I had been going through the headache of finding a solution to the GMO conundrum along with my friends at My Dad and Me Family Farm. We agreed that the only way to ensure that we were collectively producing the best food possible (sans GMOs and Soy) was to go organic. We crunched numbers, prayed and one day they called me up and announced that they were now Countryside organics dealers. Here we are a year later, hundreds of chickens, thousands of eggs behind us, and now raw milk. It took us a good bit of trial and error to understand how to feed the organic feed rather than the crumbled soy and additive loaded conventional GMO feed to grow out a broiler, and the trick to keeping hens happy is just keep the feed available at all times. We also learned that alfalfa had been genetically modified and we started buying alfalfa pellets for our cows.
I think back to the statement made by guy who told me no one would pay more for eggs or chicken that was fed organic feed. Well he was wrong and customers of mine and My Dad & Me proved it. We found that once people were educated on what the significance was in feeding organic feed to produce the best food possible, they are glad to support it.
So how does all this even come close to reconciling the title of this post? Well I’ll tell you. A couple of days ago, I spotted a post on Facebook by the farmer who told me no one would pay for organic fed chicken and eggs. He had put up a picture of some free range chickens, out on a pasture, next to a shelter. I immediately recognized this as a photo of White Oak Pastures in Blufton, GA. His caption read “Pastured poultry or not in this photo? Anyone up for a respectful discussion?” Now at first one would perceive that he took the photo himself, but it came out that he had lifted the photo from the web. Below is the exact picture he posted.

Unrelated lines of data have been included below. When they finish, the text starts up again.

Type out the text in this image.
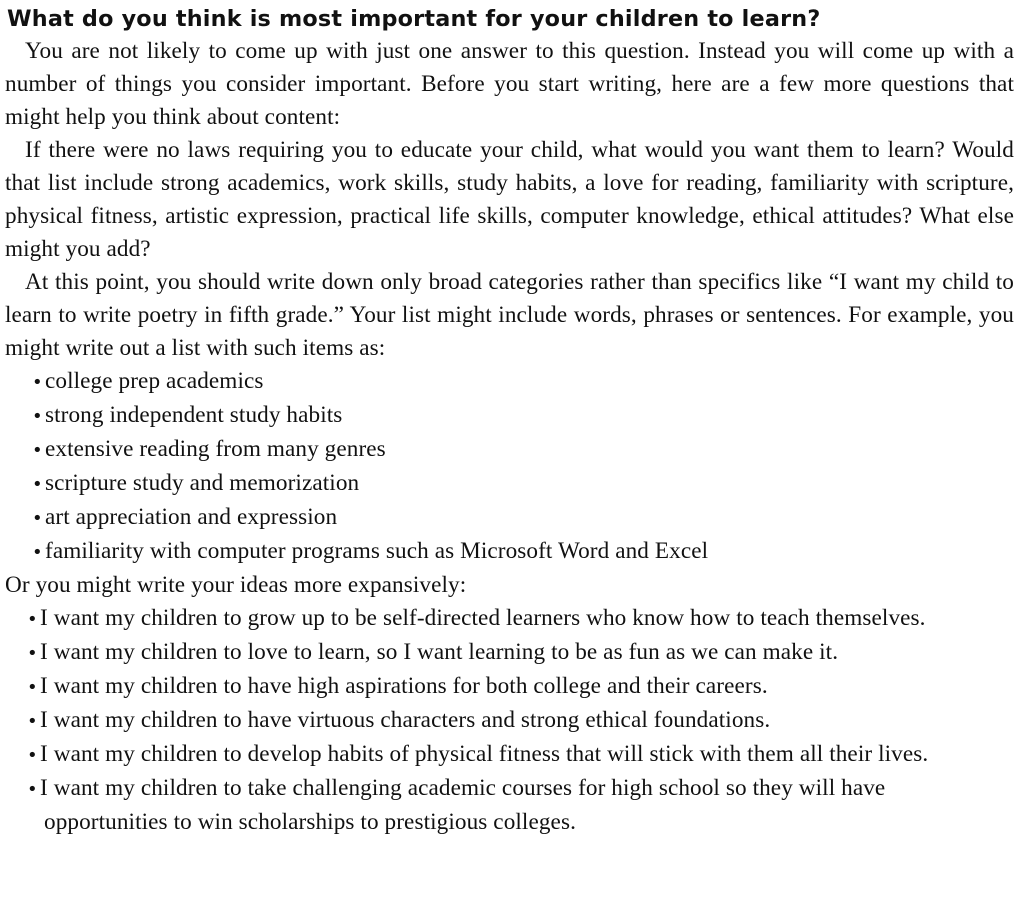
What do you think is most important for your children to learn?

You are not likely to come up with just one answer to this question. Instead you will come up with a number of things you consider important. Before you start writing, here are a few more questions that might help you think about content:

If there were no laws requiring you to educate your child, what would you want them to learn? Would that list include strong academics, work skills, study habits, a love for reading, familiarity with scripture, physical fitness, artistic expression, practical life skills, computer knowledge, ethical attitudes? What else might you add?

At this point, you should write down only broad categories rather than specifics like “I want my child to learn to write poetry in fifth grade.” Your list might include words, phrases or sentences. For example, you might write out a list with such items as:

•college prep academics
•strong independent study habits
•extensive reading from many genres
•scripture study and memorization
•art appreciation and expression
•familiarity with computer programs such as Microsoft Word and Excel

Or you might write your ideas more expansively:

•I want my children to grow up to be self-directed learners who know how to teach themselves.
•I want my children to love to learn, so I want learning to be as fun as we can make it.
•I want my children to have high aspirations for both college and their careers.
•I want my children to have virtuous characters and strong ethical foundations.
•I want my children to develop habits of physical fitness that will stick with them all their lives.
•I want my children to take challenging academic courses for high school so they will have opportunities to win scholarships to prestigious colleges.
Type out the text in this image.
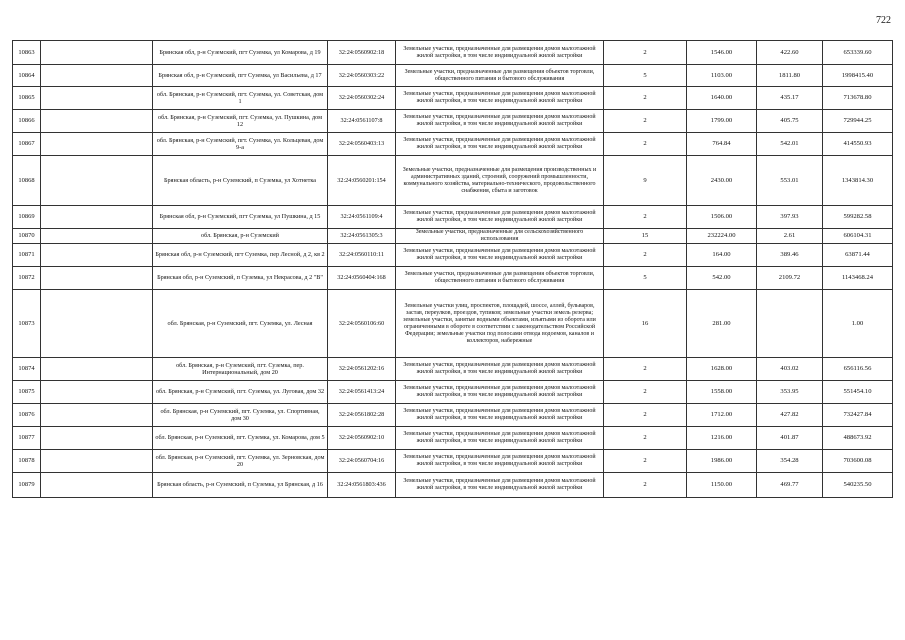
722
10863		Брянская обл, р-н Суземский, пгт Суземка, ул Комарова, д 19	32:24:0560902:18	Земельные участки, предназначенные для размещения домов малоэтажной жилой застройки, в том числе индивидуальной жилой застройки	2	1546.00	422.60	653339.60
10864		Брянская обл, р-н Суземский, пгт Суземка, ул Васильева, д 17	32:24:0560303:22	Земельные участки, предназначенные для размещения объектов торговли, общественного питания и бытового обслуживания	5	1103.00	1811.80	1998415.40
10865		обл. Брянская, р-н Суземский, пгт. Суземка, ул. Советская, дом 1	32:24:0560302:24	Земельные участки, предназначенные для размещения домов малоэтажной жилой застройки, в том числе индивидуальной жилой застройки	2	1640.00	435.17	713678.80
10866		обл. Брянская, р-н Суземский, пгт. Суземка, ул. Пушкина, дом 12	32:24:0561107:8	Земельные участки, предназначенные для размещения домов малоэтажной жилой застройки, в том числе индивидуальной жилой застройки	2	1799.00	405.75	729944.25
10867		обл. Брянская, р-н Суземский, пгт. Суземка, ул. Кольцевая, дом 9-а	32:24:0560403:13	Земельные участки, предназначенные для размещения домов малоэтажной жилой застройки, в том числе индивидуальной жилой застройки	2	764.84	542.01	414550.93
10868		Брянская область, р-н Суземский, п Суземка, ул Хотнетка	32:24:0560201:154	Земельные участки, предназначенные для размещения производственных и административных зданий, строений, сооружений промышленности, коммунального хозяйства, материально-технического, продовольственного снабжения, сбыта и заготовок	9	2430.00	553.01	1343814.30
10869		Брянская обл, р-н Суземский, пгт Суземка, ул Пушкина, д 15	32:24:0561109:4	Земельные участки, предназначенные для размещения домов малоэтажной жилой застройки, в том числе индивидуальной жилой застройки	2	1506.00	397.93	599282.58
10870		обл. Брянская, р-н Суземский	32:24:0561305:3	Земельные участки, предназначенные для сельскохозяйственного использования	15	232224.00	2.61	606104.31
10871		Брянская обл, р-н Суземский, пгт Суземка, пер Лесной, д 2, кв 2	32:24:0560110:11	Земельные участки, предназначенные для размещения домов малоэтажной жилой застройки, в том числе индивидуальной жилой застройки	2	164.00	389.46	63871.44
10872		Брянская обл, р-н Суземский, п Суземка, ул Некрасова, д 2 "В"	32:24:0560404:168	Земельные участки, предназначенные для размещения объектов торговли, общественного питания и бытового обслуживания	5	542.00	2109.72	1143468.24
10873		обл. Брянская, р-н Суземский, пгт. Суземка, ул. Лесная	32:24:0560106:60	Земельные участки улиц, проспектов, площадей, шоссе, аллей, бульваров, застав, переулков, проездов, тупиков; земельные участки земель резерва; земельные участки, занятые водными объектами, изъятыми из оборота или ограниченными в обороте в соответствии с законодательством Российской Федерации; земельные участки под полосами отвода водоемов, каналов и коллекторов, набережные	16	281.00		1.00
10874		обл. Брянская, р-н Суземский, пгт. Суземка, пер. Интернациональный, дом 20	32:24:0561202:16	Земельные участки, предназначенные для размещения домов малоэтажной жилой застройки, в том числе индивидуальной жилой застройки	2	1628.00	403.02	656116.56
10875		обл. Брянская, р-н Суземский, пгт. Суземка, ул. Луговая, дом 32	32:24:0561413:24	Земельные участки, предназначенные для размещения домов малоэтажной жилой застройки, в том числе индивидуальной жилой застройки	2	1558.00	353.95	551454.10
10876		обл. Брянская, р-н Суземский, пгт. Суземка, ул. Спортивная, дом 30	32:24:0561802:28	Земельные участки, предназначенные для размещения домов малоэтажной жилой застройки, в том числе индивидуальной жилой застройки	2	1712.00	427.82	732427.84
10877		обл. Брянская, р-н Суземский, пгт. Суземка, ул. Комарова, дом 5	32:24:0560902:10	Земельные участки, предназначенные для размещения домов малоэтажной жилой застройки, в том числе индивидуальной жилой застройки	2	1216.00	401.87	488673.92
10878		обл. Брянская, р-н Суземский, пгт. Суземка, ул. Зерновская, дом 20	32:24:0560704:16	Земельные участки, предназначенные для размещения домов малоэтажной жилой застройки, в том числе индивидуальной жилой застройки	2	1986.00	354.28	703600.08
10879		Брянская область, р-н Суземский, п Суземка, ул Брянская, д 16	32:24:0561803:436	Земельные участки, предназначенные для размещения домов малоэтажной жилой застройки, в том числе индивидуальной жилой застройки	2	1150.00	469.77	540235.50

Everyone is certainly entitled to an opinion, but it is not fair to declare one based on one photo that shows such a narrow view. I’ve been to White Oak Pastures. I sat and talked with Mr. Harris. He gave me free rein to look at anything there on his farm. I walked among the shelters that the meat chickens leave and enter at will. This other farmer has not, and yet in a public forum, drives what is easily perceived as a smear campaign against another farmer. But he didn’t stop there.
The discussion soon turned to organic feed and the challenge for small farmers to source it and afford it. I made the statement that the tide was slowly turning and that there actually were small farms feeding organic feed and that as the concerned public continued to support those farmers and the farmers with the goal of going organic, the demand for organic feed would be such that it would be on a more level playing field as the conventional, GMO grains and we would see a decline in the cost. THIS is where it got really interesting and is where the inspiration for the title came from. The farmer I have not named stated (and I quote), “The confidence in certified organic feed is overblown containing soy, corn or alfalfa. There is no testing required by USDA or done by most feed mills, Countryside included unless things have changed recently…” This statement astounded me. Wow, what a revelation. I then asked if he was implying whether Countryside, Coyote Creek and Reedy Fork could be lying or are these feed mills just as duped as the rest of us. He replied, “You’re not lying if you don’t know… I know this stuff is hard to stomach but it is true. GMO are in there.”
Jaw dropping is what this is, and a slap in the face to the folks who operate the feed mills and the farmers who work their tails off to provide organic grain to those mills. I saw that I needed to move on but I let him know that I’d pass this news on to the before mentioned feed mills. And I did. I sent email messages to all three mills, letting them know of this newsflash that has come out on Facebook. Of course they all had some choice words to say on the matter. Which is what I will discuss in my next post. I fear I have rambled on long enough here.
It is an affront to treat falsehood with complaisance.